Have your cake - but don't eat it! Tiny and delightful amigurumi cakes adorn these rings. Life should be this sweet. These rings are designed by Emi, originally from Tokyo and is now living in Los Angeles. Her other amigurumi minis are also worth checking out.
You know those little bread tags that cinch the end of a bagged loaf of bread? Have you even noticed them at all? Well, Melanie Favreau has taken notice of these ubiquitous, nondescript little plastic tags and turned them into delicate sterling silver pendants. I wonder if the stamped date is random, or you can pick one yourself.
Believe it or not, those are real eyelashes (well, not really - but they are made with 'sterilized human hair'.) What would posses a designer to create jewelry with hair? Go ask designer Stephanie Simek who created this eyelash necklace (among other similar ones in her collection.) It's creepy, yet pretty at the same time. The pearls off to the side are like tears, which is sort of poetic, but anything to do with disembodied eyes unnerves me (take for instance, those goofy eyeball Halloween favors).
(Originally spotted at the endlessly fascinating Chocosho.)
I love how Australian jewelry designer, Victoria Mason, has taken something as ordinary and nostalgic as pencil shavings and has turned them into clever jewelry designs. (Note the word 'nostalgic' because lots of us haven't sharpened a pencil in years I'll bet!)
Jason and Lars Dressler, the Canadian twin brothers and woodworkers of Brothers Dressler, make terrific furniture.
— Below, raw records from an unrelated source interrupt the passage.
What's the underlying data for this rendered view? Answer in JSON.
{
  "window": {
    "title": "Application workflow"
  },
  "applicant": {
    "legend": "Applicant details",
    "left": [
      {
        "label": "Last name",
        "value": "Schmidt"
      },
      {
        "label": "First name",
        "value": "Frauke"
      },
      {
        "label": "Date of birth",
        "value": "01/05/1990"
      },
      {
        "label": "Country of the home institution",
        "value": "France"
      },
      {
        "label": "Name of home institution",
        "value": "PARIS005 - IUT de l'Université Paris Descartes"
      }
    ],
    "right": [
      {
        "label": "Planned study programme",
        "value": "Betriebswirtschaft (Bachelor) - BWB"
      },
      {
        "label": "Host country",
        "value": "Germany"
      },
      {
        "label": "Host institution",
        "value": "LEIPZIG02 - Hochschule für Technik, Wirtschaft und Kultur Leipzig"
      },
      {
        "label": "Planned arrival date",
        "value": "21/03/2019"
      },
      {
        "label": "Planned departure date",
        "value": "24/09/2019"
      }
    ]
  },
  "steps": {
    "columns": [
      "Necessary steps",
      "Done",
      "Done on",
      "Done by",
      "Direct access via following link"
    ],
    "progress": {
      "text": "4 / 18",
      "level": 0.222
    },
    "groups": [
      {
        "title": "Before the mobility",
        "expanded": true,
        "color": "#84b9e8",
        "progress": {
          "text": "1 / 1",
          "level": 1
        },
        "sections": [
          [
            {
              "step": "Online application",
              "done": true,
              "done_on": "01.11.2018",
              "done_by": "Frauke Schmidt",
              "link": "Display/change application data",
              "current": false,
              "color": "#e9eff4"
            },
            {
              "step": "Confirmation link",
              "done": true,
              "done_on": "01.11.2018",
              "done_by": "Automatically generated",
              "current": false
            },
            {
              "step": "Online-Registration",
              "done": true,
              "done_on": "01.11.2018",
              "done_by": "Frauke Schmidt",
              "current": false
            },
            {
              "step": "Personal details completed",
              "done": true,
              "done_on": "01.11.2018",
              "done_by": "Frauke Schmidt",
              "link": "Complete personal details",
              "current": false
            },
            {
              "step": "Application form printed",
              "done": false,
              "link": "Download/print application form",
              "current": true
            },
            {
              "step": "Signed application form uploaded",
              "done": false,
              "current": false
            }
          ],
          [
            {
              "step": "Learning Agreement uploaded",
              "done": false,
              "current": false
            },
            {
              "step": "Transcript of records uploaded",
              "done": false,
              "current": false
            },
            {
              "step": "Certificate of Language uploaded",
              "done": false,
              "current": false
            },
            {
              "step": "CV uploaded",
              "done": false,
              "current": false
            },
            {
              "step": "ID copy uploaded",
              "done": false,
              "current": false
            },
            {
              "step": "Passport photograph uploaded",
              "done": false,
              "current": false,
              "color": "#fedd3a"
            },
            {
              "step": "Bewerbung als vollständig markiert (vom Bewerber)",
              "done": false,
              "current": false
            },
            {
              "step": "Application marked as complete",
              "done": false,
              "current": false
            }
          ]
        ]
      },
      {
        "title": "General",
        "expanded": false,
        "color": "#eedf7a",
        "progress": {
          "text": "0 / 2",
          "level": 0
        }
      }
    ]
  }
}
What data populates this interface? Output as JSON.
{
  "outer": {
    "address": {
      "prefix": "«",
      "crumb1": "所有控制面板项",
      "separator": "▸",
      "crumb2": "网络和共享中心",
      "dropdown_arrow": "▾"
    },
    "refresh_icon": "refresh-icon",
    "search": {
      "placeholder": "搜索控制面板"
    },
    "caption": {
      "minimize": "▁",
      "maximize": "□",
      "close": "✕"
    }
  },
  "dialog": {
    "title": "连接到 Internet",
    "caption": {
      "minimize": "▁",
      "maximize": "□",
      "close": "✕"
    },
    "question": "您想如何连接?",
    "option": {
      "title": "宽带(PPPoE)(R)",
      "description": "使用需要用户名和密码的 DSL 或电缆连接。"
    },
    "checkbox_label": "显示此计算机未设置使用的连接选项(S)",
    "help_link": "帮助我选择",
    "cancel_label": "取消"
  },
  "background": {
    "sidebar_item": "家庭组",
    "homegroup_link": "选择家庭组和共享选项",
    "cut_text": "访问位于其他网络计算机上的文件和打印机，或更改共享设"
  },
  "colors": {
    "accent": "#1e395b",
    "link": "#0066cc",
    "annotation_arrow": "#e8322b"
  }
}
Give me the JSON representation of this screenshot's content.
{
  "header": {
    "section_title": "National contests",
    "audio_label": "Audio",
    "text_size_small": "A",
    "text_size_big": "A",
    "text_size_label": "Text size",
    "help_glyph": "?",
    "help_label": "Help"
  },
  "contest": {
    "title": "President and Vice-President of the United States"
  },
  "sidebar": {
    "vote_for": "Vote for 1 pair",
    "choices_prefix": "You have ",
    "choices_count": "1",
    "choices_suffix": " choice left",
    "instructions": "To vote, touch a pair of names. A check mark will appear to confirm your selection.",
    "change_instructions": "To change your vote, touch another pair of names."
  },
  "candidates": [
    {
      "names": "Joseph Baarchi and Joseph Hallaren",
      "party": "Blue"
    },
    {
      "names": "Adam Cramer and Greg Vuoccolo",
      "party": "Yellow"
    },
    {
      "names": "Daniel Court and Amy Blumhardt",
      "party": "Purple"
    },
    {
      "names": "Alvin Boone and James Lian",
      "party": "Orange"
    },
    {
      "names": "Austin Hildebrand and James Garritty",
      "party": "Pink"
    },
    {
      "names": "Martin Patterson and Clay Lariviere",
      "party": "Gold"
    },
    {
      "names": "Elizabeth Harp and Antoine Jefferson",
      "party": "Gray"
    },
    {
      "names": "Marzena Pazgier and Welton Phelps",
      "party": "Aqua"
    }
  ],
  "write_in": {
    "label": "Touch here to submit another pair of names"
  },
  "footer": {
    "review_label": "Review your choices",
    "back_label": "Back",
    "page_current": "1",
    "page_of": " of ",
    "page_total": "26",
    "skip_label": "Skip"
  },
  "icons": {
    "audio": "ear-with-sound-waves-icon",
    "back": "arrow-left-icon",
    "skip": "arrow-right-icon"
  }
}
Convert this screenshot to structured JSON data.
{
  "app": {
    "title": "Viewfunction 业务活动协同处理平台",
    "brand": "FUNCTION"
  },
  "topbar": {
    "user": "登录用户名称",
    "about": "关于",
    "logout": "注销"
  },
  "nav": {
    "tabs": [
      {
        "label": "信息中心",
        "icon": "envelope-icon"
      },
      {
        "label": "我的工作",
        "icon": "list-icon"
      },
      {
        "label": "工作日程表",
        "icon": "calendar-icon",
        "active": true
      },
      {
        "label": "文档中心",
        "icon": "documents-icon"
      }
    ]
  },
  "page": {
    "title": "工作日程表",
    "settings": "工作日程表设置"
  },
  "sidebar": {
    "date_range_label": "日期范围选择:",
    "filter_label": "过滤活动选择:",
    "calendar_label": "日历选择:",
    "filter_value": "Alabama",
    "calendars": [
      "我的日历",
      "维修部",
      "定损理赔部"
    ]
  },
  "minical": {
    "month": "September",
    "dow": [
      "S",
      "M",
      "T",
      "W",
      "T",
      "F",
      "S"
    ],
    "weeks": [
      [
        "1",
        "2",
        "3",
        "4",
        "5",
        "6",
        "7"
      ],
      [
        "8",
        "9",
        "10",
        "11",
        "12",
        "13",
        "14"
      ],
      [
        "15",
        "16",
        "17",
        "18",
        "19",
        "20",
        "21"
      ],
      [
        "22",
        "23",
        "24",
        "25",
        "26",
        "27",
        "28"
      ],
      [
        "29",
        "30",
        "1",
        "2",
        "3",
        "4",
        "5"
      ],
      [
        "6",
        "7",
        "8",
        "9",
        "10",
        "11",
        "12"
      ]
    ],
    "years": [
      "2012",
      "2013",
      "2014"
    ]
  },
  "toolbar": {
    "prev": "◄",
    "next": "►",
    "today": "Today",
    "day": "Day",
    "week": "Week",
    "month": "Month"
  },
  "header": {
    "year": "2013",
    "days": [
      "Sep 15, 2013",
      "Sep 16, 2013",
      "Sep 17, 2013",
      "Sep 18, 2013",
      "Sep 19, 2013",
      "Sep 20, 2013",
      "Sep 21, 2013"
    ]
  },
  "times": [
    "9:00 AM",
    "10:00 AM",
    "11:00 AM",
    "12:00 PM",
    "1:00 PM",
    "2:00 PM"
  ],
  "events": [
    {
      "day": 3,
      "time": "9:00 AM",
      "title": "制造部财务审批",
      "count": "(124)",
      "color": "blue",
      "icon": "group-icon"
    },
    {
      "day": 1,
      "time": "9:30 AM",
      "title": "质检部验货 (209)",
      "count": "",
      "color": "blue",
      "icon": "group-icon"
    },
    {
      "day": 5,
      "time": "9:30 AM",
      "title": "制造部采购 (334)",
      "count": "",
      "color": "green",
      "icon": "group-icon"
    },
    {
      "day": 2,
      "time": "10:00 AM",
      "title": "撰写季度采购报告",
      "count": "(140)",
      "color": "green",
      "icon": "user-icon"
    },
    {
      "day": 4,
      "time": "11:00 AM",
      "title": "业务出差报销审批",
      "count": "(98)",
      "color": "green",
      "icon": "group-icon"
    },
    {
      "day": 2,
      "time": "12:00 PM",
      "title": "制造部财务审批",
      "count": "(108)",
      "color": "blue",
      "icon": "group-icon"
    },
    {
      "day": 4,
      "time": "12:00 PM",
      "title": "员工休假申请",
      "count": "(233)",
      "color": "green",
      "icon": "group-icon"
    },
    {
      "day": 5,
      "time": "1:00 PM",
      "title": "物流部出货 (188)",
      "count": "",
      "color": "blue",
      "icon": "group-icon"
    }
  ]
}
Above is a photo showing off the attractive form of their onedge ottoman + lounge. Besides being phenomenal woodworkers (and twins to boot) there is something else special about Brothers Dressler: they use their leftover wood cuttings to make equally attractive jewelry and curious toys. Off-cuts of plywood from their furniture are turned into one-of-a-kind bangles and small wooden toys called cutlets. I'm not sure if I like their furniture or jewelry better - but why decide? I'd add both to my wish list.
When 'real' is mimicked so much that 'fake' is as common as 'real', then what would you rather have - 'real' or 'fake'? Think about it. What's really the difference, anyway? If all it boils down to is leather, somewhat better hardware and workmanship, maybe it's not worth the 1200% price difference for the 'real thing'. That being said, if you want to celebrate your fakemanship, get a Perfect Fake from Poketo. For a mere $90, you can flaunt what you don't have.